Test higher-order nodes with various input nodes to ensure robustness:

def test_loop_until():
    # Test with different initial values
    # Test with different convergence criteria
    # Test with maximum iterations reached
    pass

Real-World Applications

1. Parameter Optimization

@as_function_node("optimized_parameters")
def optimize_parameters(
    objective_function: Node,
    initial_parameters: np.ndarray,
    learning_rate: float = 0.01,
    max_iterations: int = 100
) -> np.ndarray:
    """Optimizes parameters using gradient descent"""
    params = initial_parameters.copy()

    for i in range(max_iterations):
        # Compute gradient by finite differences
        gradients = np.zeros_like(params)
        for j in range(len(params)):
            params_plus = params.copy()
            params_plus[j] += 1e-5
            loss = objective_function(params)
            loss_plus = objective_function(params_plus)
            gradients[j] = (loss_plus - loss) / 1e-5

        # Update parameters
        params -= learning_rate * gradients

        # Check convergence
        if np.linalg.norm(gradients) < 1e-6:
            break

    return params  # Output port will be "optimized_parameters"

# Usage
wf.objective = physics_model(parameters=initial_guess)
wf.optimized = optimize_parameters(
    objective_function=wf.objective.outputs.loss,  # Specify output port
    initial_parameters=initial_guess
)
result = wf.optimized.outputs.optimized_parameters.value

@as_function_node("final_solution")
def adaptive_mesh_refinement(
    simulation_node: Node,
    error_estimator_node: Node,
    refine_mesh_node: Node,
    initial_mesh_size: float,
    max_refinements: int = 5,
    tolerance: float = 0.01
) -> float:
    """Refines mesh until solution converges"""
    mesh = initial_mesh_size

    for i in range(max_refinements):
        # Run simulation on current mesh
        solution = simulation_node(mesh=mesh)

        # Estimate error
        error = error_estimator_node(solution=solution, mesh_size=mesh)
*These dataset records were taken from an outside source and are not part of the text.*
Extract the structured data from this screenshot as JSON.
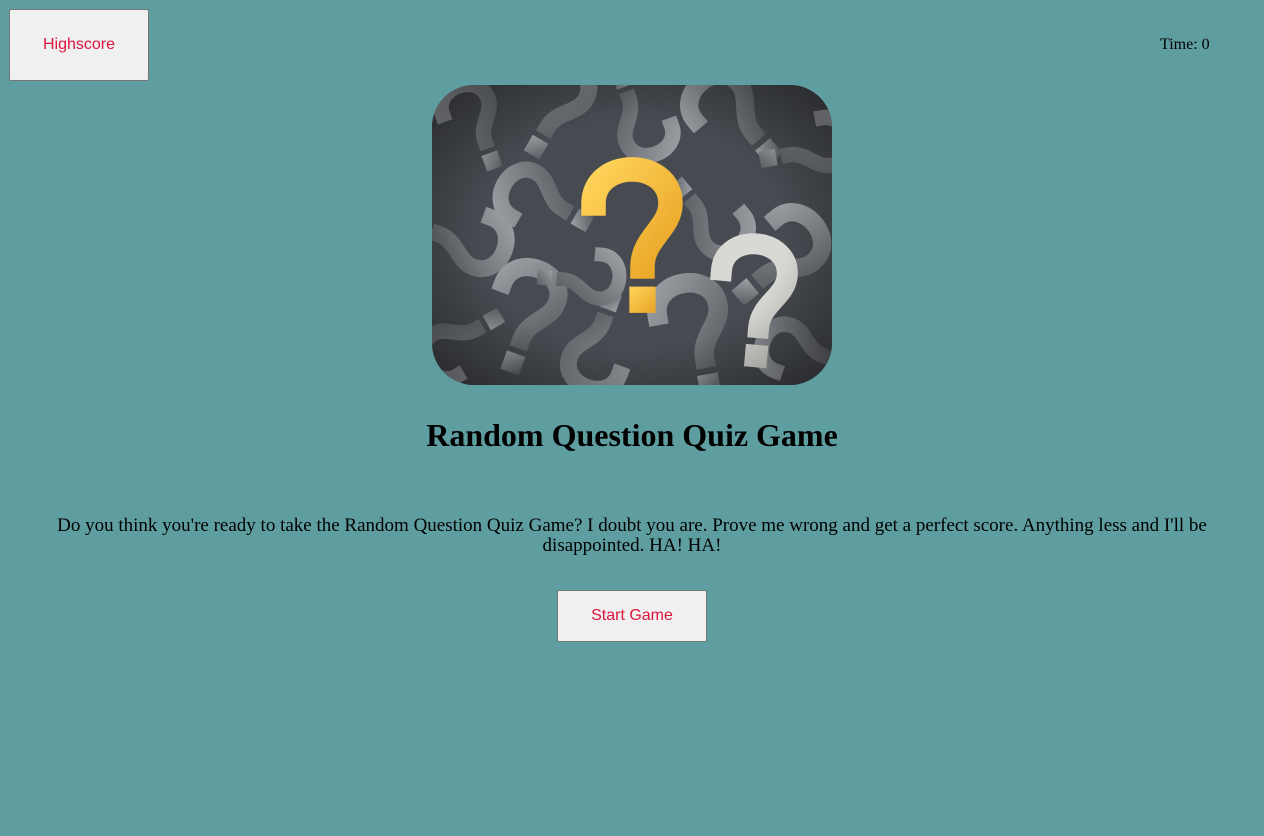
{
  "header": {
    "highscore_label": "Highscore",
    "time_label": "Time:",
    "time_value": "0"
  },
  "main": {
    "title": "Random Question Quiz Game",
    "intro": "Do you think you're ready to take the Random Question Quiz Game? I doubt you are. Prove me wrong and get a perfect score. Anything less and I'll be disappointed. HA! HA!",
    "start_label": "Start Game"
  },
  "colors": {
    "background": "#5f9ea0",
    "button_text": "#dc143c",
    "button_bg": "#f0f0f0",
    "accent_question_mark": "#f7bf3c"
  }
}
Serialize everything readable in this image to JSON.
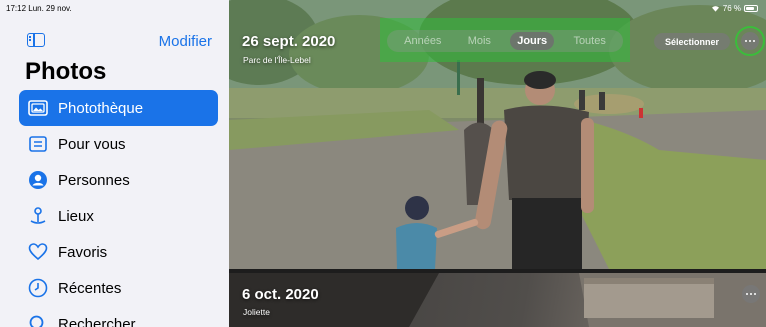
{
  "status_bar": {
    "time": "17:12  Lun. 29 nov.",
    "battery": "76 %",
    "battery_level": 0.76
  },
  "sidebar": {
    "edit_label": "Modifier",
    "title": "Photos",
    "items": [
      {
        "label": "Photothèque",
        "icon": "photo-library-icon",
        "active": true
      },
      {
        "label": "Pour vous",
        "icon": "for-you-icon",
        "active": false
      },
      {
        "label": "Personnes",
        "icon": "person-icon",
        "active": false
      },
      {
        "label": "Lieux",
        "icon": "map-pin-icon",
        "active": false
      },
      {
        "label": "Favoris",
        "icon": "heart-icon",
        "active": false
      },
      {
        "label": "Récentes",
        "icon": "clock-icon",
        "active": false
      },
      {
        "label": "Rechercher",
        "icon": "search-icon",
        "active": false
      }
    ]
  },
  "main": {
    "view_tabs": [
      "Années",
      "Mois",
      "Jours",
      "Toutes"
    ],
    "active_tab": "Jours",
    "select_label": "Sélectionner",
    "photos": [
      {
        "date": "26 sept. 2020",
        "place": "Parc de l'Île-Lebel"
      },
      {
        "date": "6 oct. 2020",
        "place": "Joliette"
      }
    ]
  },
  "colors": {
    "accent": "#1a73e8",
    "highlight": "#32be3c",
    "sidebar_bg": "#f2f2f7"
  }
}
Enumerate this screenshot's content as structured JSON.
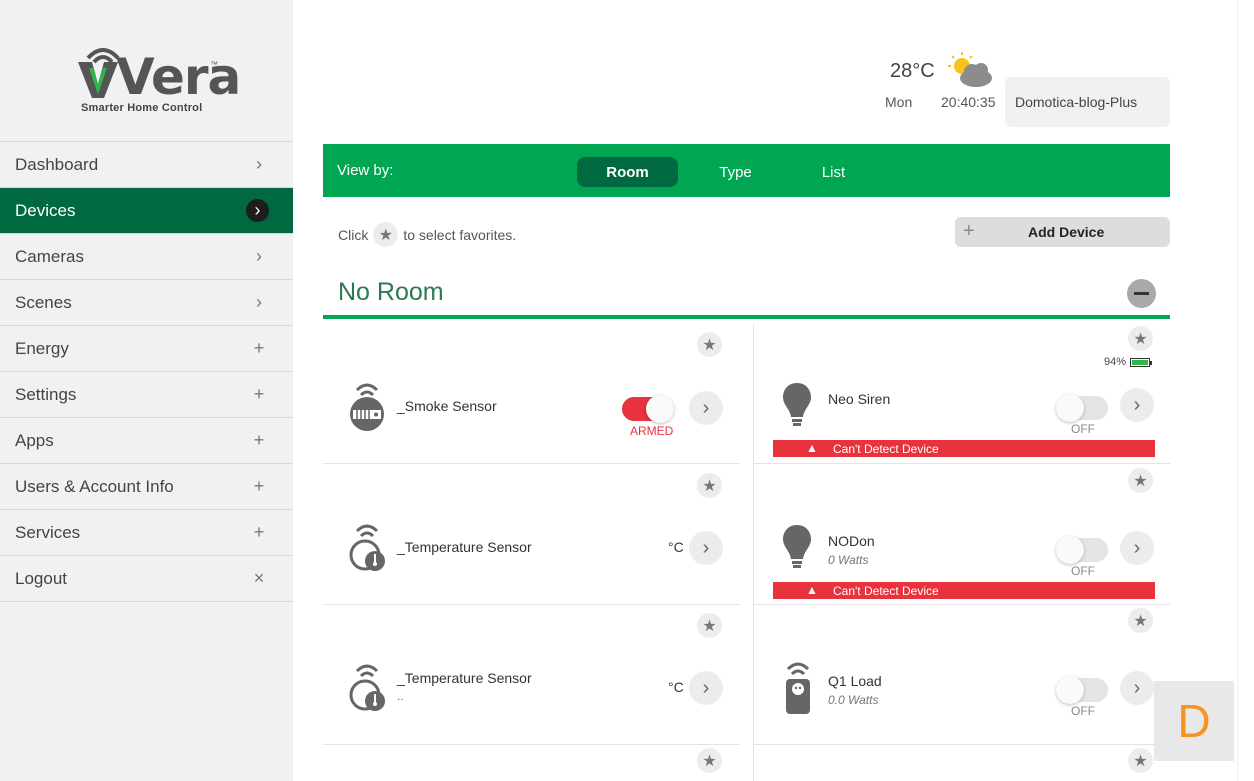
{
  "logo": {
    "word": "Vera",
    "tm": "™",
    "tagline": "Smarter Home Control"
  },
  "sidebar": {
    "items": [
      {
        "label": "Dashboard",
        "icon": "chevron-right-icon",
        "glyph": "›"
      },
      {
        "label": "Devices",
        "icon": "chevron-right-icon",
        "glyph": "›",
        "active": true
      },
      {
        "label": "Cameras",
        "icon": "chevron-right-icon",
        "glyph": "›"
      },
      {
        "label": "Scenes",
        "icon": "chevron-right-icon",
        "glyph": "›"
      },
      {
        "label": "Energy",
        "icon": "plus-icon",
        "glyph": "+"
      },
      {
        "label": "Settings",
        "icon": "plus-icon",
        "glyph": "+"
      },
      {
        "label": "Apps",
        "icon": "plus-icon",
        "glyph": "+"
      },
      {
        "label": "Users & Account Info",
        "icon": "plus-icon",
        "glyph": "+"
      },
      {
        "label": "Services",
        "icon": "plus-icon",
        "glyph": "+"
      },
      {
        "label": "Logout",
        "icon": "close-icon",
        "glyph": "×"
      }
    ]
  },
  "header": {
    "temperature": "28°C",
    "day": "Mon",
    "time": "20:40:35",
    "unit_name": "Domotica-blog-Plus"
  },
  "viewbar": {
    "label": "View by:",
    "tabs": [
      {
        "label": "Room",
        "active": true
      },
      {
        "label": "Type"
      },
      {
        "label": "List"
      }
    ]
  },
  "favorites_hint": {
    "before": "Click",
    "after": "to select favorites.",
    "star": "★"
  },
  "add_device": {
    "label": "Add Device",
    "plus": "+"
  },
  "room": {
    "title": "No Room"
  },
  "devices": {
    "smoke": {
      "name": "_Smoke Sensor",
      "status": "ARMED"
    },
    "temp1": {
      "name": "_Temperature Sensor",
      "unit": "°C"
    },
    "temp2": {
      "name": "_Temperature Sensor",
      "sub": "..",
      "unit": "°C"
    },
    "siren": {
      "name": "Neo Siren",
      "status": "OFF",
      "battery": "94%",
      "alert": "Can't Detect Device"
    },
    "nodon": {
      "name": "NODon",
      "sub": "0 Watts",
      "status": "OFF",
      "alert": "Can't Detect Device"
    },
    "q1": {
      "name": "Q1 Load",
      "sub": "0.0 Watts",
      "status": "OFF"
    }
  },
  "badge": {
    "letter": "D"
  },
  "colors": {
    "brand_green": "#00a651",
    "dark_green": "#006940",
    "alert_red": "#e8323e",
    "accent_orange": "#f7931e"
  }
}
        # Check if we've converged
        if error < tolerance:
            return solution

        # Refine mesh in high-error regions
        mesh = refine_mesh_node(mesh_size=mesh, error=error)

    return solution  # Output port will be "final_solution"

# Usage
wf.simulation = fluid_dynamics_simulation(mesh_size=initial_size)
wf.error_estimator = error_calculator(solution=wf.simulation)
wf.refine_mesh = mesh_refiner(mesh_size=initial_size, error=0.1)

wf.result = adaptive_mesh_refinement(
    simulation_node=wf.simulation.outputs.solution,       # Specify output ports
    error_estimator_node=wf.error_estimator.outputs.error,
    refine_mesh_node=wf.refine_mesh.outputs.refined_mesh,
    initial_mesh_size=initial_size
)
solution = wf.result.outputs.final_solution.value

Conclusion

Higher-order nodes represent one of the most powerful features of Pyiron Workflow, enabling you to create sophisticated computational patterns that would be difficult or impossible with traditional workflow systems. By treating nodes as first-class objects that can be passed around and manipulated, Pyiron Workflow supports a truly functional approach to scientific computing.

When used appropriately, higher-order nodes can: - Reduce code duplication - Improve workflow readability - Enable more sophisticated computational patterns - Make your scientific workflows more adaptable and reusable

Critical Implementation Notes: - Always specify exact output ports when connecting nodes (node.outputs.port_name) - Be consistent with output port naming conventions - Access results through the standard output structure (wf.node.outputs.port.value) - Define all nodes at the module level (not inside functions)

As with any powerful feature, higher-order nodes should be used judiciously. Start with simple applications and gradually incorporate more complex patterns as you become comfortable with the paradigm. The ability to create dynamic, self-modifying workflows opens up new possibilities for scientific computing that go beyond traditional static workflow systems.